I ate at the bar, and had a pair of slightly different frozen concoctions, neither of which was remotely special. The meal had started to cool by the time I got it, or maybe it didn't come out of the microwave hot. There was a singer/guitarist who was good. Sitting at the bar was possibly a mistake since my back was to him, and I would have enjoyed the show more had I seen it.

Sunday, January 6, 2013

Buying MP3 Music: Amazon Cloud vs. Google Play

I just bought Tal Ben Ari's Sheelá on MP3 from Amazon. I've been buying most of my music lately from the Google Play Store, but strongly dislike the limited number of downloads they allow a purchaser. Purchasers do buy the MP3s, right? And, no, I don't care about any fine print since the e-mail receipt which Google sends clearly states that the track is purchased. Quote: You've purchased a track on Google Play. 

The reason I switched to Google from Amazon was that Amazon no longer supports Linux, and forces Linux customers to download songs one at a time. PITA for albums.

So I can purchase the MP3s from Amazon and then download them to my Android. I probably want them there anyhow, and, of course, backed up in the cloud. Then I can sftp them to my desktop machine. Amazon doesn't get in the way, and the Google bean counters don't get involved.
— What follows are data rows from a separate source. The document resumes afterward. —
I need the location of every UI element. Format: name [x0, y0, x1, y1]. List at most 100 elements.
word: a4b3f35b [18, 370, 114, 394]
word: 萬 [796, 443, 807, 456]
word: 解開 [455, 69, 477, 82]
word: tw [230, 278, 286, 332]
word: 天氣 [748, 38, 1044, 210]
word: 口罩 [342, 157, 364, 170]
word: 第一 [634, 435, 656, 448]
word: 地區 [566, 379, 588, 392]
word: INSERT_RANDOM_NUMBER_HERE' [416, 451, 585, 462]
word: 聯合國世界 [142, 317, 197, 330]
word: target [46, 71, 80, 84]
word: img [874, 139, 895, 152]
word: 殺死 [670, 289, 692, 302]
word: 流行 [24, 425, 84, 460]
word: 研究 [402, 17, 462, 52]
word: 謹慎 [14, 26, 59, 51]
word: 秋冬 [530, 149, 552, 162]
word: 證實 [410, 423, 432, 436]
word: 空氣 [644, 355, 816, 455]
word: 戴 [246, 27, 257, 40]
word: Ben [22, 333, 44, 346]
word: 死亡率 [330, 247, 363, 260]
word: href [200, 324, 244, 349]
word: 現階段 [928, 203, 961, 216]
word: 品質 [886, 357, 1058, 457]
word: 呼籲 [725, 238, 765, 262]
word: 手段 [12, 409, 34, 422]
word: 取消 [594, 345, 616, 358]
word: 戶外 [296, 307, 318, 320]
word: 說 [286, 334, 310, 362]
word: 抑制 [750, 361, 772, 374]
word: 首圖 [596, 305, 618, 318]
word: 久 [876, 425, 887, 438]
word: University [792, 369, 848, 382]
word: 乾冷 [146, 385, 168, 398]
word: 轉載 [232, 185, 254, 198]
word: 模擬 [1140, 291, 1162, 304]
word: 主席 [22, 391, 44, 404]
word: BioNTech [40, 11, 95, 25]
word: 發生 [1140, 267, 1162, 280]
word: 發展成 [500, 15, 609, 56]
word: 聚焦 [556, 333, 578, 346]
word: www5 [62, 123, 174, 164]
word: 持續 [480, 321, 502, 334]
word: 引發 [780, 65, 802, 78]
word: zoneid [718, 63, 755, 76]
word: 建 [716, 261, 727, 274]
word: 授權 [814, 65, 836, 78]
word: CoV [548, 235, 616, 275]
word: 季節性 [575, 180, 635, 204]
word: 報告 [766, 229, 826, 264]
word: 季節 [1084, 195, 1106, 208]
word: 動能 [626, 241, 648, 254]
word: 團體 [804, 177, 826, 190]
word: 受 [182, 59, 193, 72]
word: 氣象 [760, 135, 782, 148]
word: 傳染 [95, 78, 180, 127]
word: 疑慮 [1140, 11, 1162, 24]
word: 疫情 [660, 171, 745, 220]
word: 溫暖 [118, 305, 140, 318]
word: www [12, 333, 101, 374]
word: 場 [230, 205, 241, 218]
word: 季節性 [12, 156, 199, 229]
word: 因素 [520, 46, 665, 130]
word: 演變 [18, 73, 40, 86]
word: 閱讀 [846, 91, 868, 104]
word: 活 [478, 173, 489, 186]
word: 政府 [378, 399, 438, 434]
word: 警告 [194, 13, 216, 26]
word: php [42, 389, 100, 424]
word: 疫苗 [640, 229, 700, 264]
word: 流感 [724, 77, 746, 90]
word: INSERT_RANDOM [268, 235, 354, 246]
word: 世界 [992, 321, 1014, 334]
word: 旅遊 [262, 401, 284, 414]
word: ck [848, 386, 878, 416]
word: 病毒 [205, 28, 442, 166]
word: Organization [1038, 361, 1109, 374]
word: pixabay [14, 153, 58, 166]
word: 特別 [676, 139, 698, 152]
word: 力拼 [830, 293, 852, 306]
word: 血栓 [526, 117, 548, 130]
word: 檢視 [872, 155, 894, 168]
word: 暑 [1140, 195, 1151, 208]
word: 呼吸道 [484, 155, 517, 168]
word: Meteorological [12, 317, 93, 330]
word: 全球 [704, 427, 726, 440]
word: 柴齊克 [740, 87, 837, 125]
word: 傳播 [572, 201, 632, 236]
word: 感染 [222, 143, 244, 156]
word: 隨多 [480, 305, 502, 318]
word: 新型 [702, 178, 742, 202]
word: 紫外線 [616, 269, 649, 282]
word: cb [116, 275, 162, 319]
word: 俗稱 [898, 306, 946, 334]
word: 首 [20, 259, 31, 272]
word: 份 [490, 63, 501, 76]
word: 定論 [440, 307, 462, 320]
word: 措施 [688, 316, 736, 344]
An issue that may have me reconsidering the above is that Google says they have Tal Ben Ari's Sheelá at 320 kb/s, whereas the Amazon MP3s vary from 203 kb/s to 230 kb/s.
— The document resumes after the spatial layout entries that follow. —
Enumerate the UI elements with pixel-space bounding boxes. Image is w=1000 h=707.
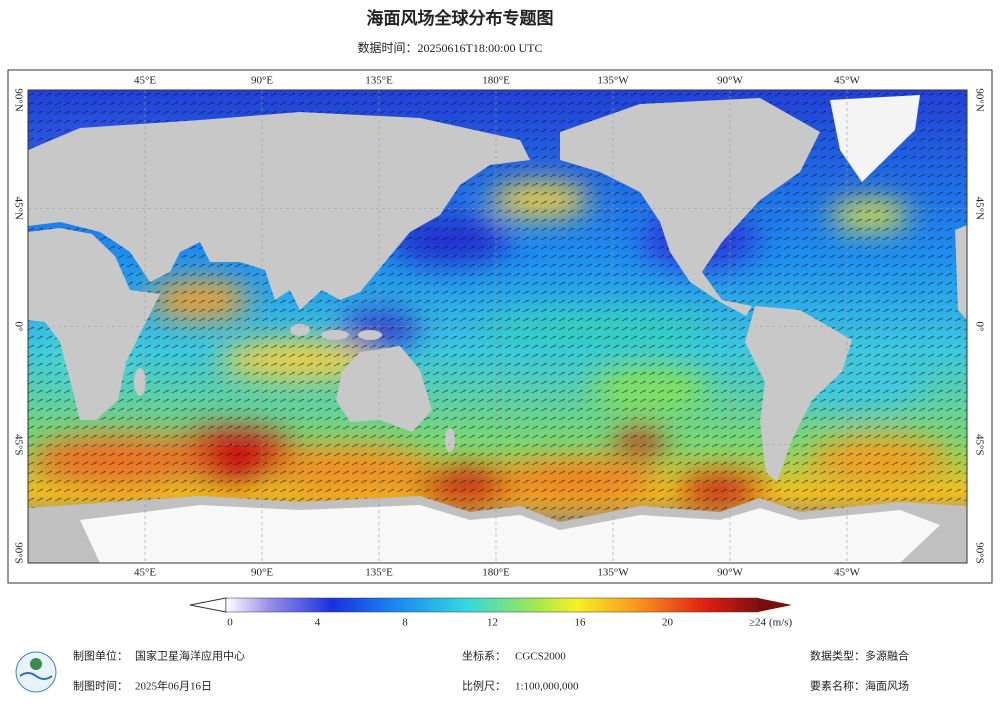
logo bbox=[15, 651, 57, 693]
lon-label-top: 90°E bbox=[251, 75, 273, 87]
lat-label-right: 90°N bbox=[973, 88, 985, 111]
footer-label: 坐标系： bbox=[462, 649, 506, 663]
footer-value: 1:100,000,000 bbox=[515, 681, 579, 693]
map bbox=[28, 90, 967, 563]
colorbar-over-arrow bbox=[758, 598, 792, 612]
lon-label-top: 45°W bbox=[834, 75, 860, 87]
island bbox=[445, 428, 455, 452]
colorbar-tick-label: 20 bbox=[662, 617, 674, 629]
landmass bbox=[336, 346, 432, 432]
island bbox=[134, 368, 146, 396]
logo-globe bbox=[30, 658, 42, 670]
landmass bbox=[745, 306, 852, 482]
island bbox=[358, 330, 382, 340]
greenland bbox=[830, 95, 920, 182]
footer-value: 2025年06月16日 bbox=[135, 679, 212, 693]
landmass bbox=[560, 98, 820, 316]
footer-value: 海面风场 bbox=[865, 679, 909, 693]
landmass bbox=[955, 225, 967, 320]
lat-label-left: 90°S bbox=[12, 542, 24, 564]
footer-label: 制图单位： bbox=[73, 649, 128, 663]
colorbar-tick-label: 16 bbox=[575, 617, 587, 629]
lat-label-left: 90°N bbox=[12, 88, 24, 111]
coordinate-labels: 45°E 45°E 90°E 90°E 135°E 135°E 180°E 180°E 135°… bbox=[12, 75, 985, 579]
footer-value: 多源融合 bbox=[865, 649, 909, 663]
lon-label-bottom: 45°E bbox=[134, 567, 156, 579]
footer-label: 制图时间： bbox=[73, 680, 128, 693]
island bbox=[321, 330, 349, 340]
lon-label-top: 135°E bbox=[365, 75, 393, 87]
land bbox=[28, 95, 967, 563]
colorbar: 0 4 8 12 16 20 ≥24 (m/s) bbox=[189, 597, 793, 629]
logo-ring bbox=[15, 651, 57, 693]
lon-label-bottom: 135°E bbox=[365, 567, 393, 579]
footer-label: 数据类型： bbox=[810, 649, 865, 663]
lon-label-bottom: 180°E bbox=[482, 567, 510, 579]
logo-wave bbox=[19, 672, 53, 680]
footer-value: 国家卫星海洋应用中心 bbox=[135, 649, 245, 663]
lat-label-right: 45°S bbox=[973, 434, 985, 456]
lat-label-right: 0° bbox=[973, 322, 985, 332]
lon-label-bottom: 90°E bbox=[251, 567, 273, 579]
lon-label-top: 135°W bbox=[597, 75, 629, 87]
subtitle: 数据时间：20250616T18:00:00 UTC bbox=[358, 40, 543, 55]
colorbar-ramp bbox=[225, 597, 759, 613]
colorbar-unit: (m/s) bbox=[769, 617, 793, 629]
lat-label-right: 45°N bbox=[973, 197, 985, 220]
footer-label: 比例尺： bbox=[462, 679, 506, 693]
colorbar-tick-label: 12 bbox=[487, 617, 498, 629]
colorbar-tick-label: 0 bbox=[227, 617, 233, 629]
graticule bbox=[28, 90, 967, 563]
colorbar-tick-label: 4 bbox=[315, 617, 321, 629]
lon-label-top: 180°E bbox=[482, 75, 510, 87]
map-frame bbox=[27, 89, 968, 564]
outer-frame bbox=[7, 69, 993, 584]
colorbar-max-label: ≥24 bbox=[749, 617, 767, 629]
lat-label-left: 0° bbox=[12, 322, 24, 332]
landmass bbox=[28, 112, 530, 310]
colorbar-tick-label: 8 bbox=[402, 617, 408, 629]
lat-label-right: 90°S bbox=[973, 542, 985, 564]
landmass bbox=[28, 228, 160, 420]
lon-label-top: 45°E bbox=[134, 75, 156, 87]
island bbox=[290, 324, 310, 336]
lon-label-bottom: 90°W bbox=[717, 567, 743, 579]
footer: 制图单位： 国家卫星海洋应用中心 坐标系： CGCS2000 数据类型： 多源融合制图时间… bbox=[73, 649, 909, 693]
colorbar-under-arrow bbox=[189, 597, 227, 613]
lat-label-left: 45°N bbox=[12, 197, 24, 220]
title: 海面风场全球分布专题图 bbox=[367, 8, 554, 28]
footer-label: 要素名称： bbox=[810, 679, 865, 693]
lon-label-bottom: 135°W bbox=[597, 567, 629, 579]
lon-label-top: 90°W bbox=[717, 75, 743, 87]
lat-label-left: 45°S bbox=[12, 434, 24, 456]
footer-value: CGCS2000 bbox=[515, 651, 566, 663]
antarctica-ice bbox=[80, 505, 940, 563]
lon-label-bottom: 45°W bbox=[834, 567, 860, 579]
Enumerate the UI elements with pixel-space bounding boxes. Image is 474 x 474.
Note to Android users: AndFTP is a wonderful app, allowing me to connect to my desktop at home and a server at work wirelessly.

Thursday, January 3, 2013

Yet Another Annoying New Gmail "Feature"

In the past few days on a number of occasions I've been reading e-mail messages that ended abruptly. They ended at "[Message clipped]  View entire message." This adds steps to reading e-mail: noticing the truncation, clicking on it, and then closing the resulting new tab.

Not helpful. I still wish Google would hire someone with expertise in HCI, user interfaces, user experiences, etc., rather than stumbling along toward a higher entropy state. Their algorithms folks are great, but their UI folks truly suck.

Google on Windows

Thomas Bushnell at Google quoted by Steven J. Vaughan-Nichols in The truth about Goobuntu: Google's in-house desktop.

 Ubuntu Linux Googlers must ask to use Windows because Windows is harder because it has 'special' security problems so it requires high-level permission before someone can use it.” In addition, “Windows tools tend to be heavy and inflexible.”

Pretty much what everyone knows anyway, or at least anyone with experience outside the Microsoft ghetto.